Oxford Nanopore’s shareholders include IP Group Plc, which owns 21.5 percent, hedge-fund manager Lansdowne Partners LP and Invesco Perpetual, the U.K. group of mutual funds. The company also has individual shareholders, including company managers, and employees have stock options.

Oxford Nanopore is valued at about $1 billion, said Charles Weston, a London-based analyst at Numis Securities, which advises IP Group, in a note to investors Feb. 1. Weston based the figures on Oxford Nanopore gaining 25 percent of a market that could grow to $6 billion within five years.

“To get a truly accurate assessment of our valuation, we need to understand what markets we can penetrate,” Sanghera said. “We are not displeased with $1 billion; we feel it could be a lot bigger than that.”

Oxford Nanopore, spun out of University of Oxford in 2005, uses sequencing technologies that were initially based on the research of founder and board member Hagan Bayley, a chemistry professor at the university.
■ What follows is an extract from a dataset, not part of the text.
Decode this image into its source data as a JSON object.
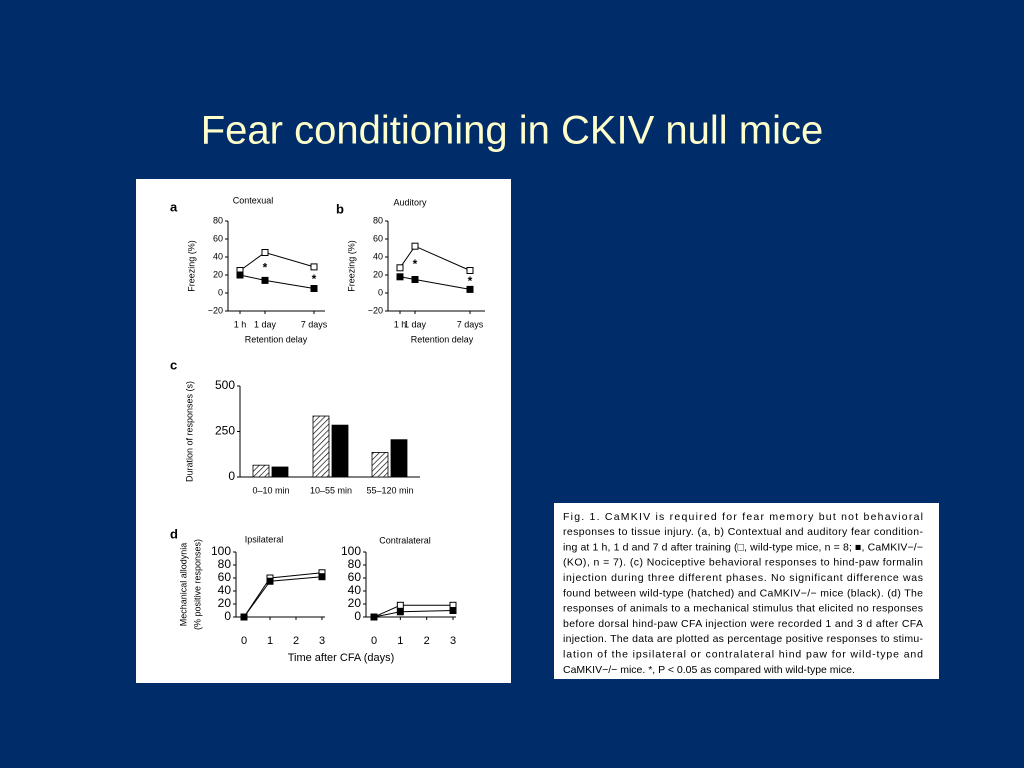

The company has built on that science through collaborations with researchers at Harvard University, the University of California Santa Cruz and Boston University, among others, and with internal research, said McDougall, the company spokeswoman.

Early Access

Oxford Nanopore will give early access to a few laboratories to try out the two devices, allowing them to provide feedback and develop applications before the company starts selling the products later this year, Sanghera said.

“The biggest challenge is managing expectations and delivering on the next phase,” Sanghera said. “It feels like you’ve been in a band, and you’ve been doing gigs in grotty little venues, and then you wake up and you’re number one.”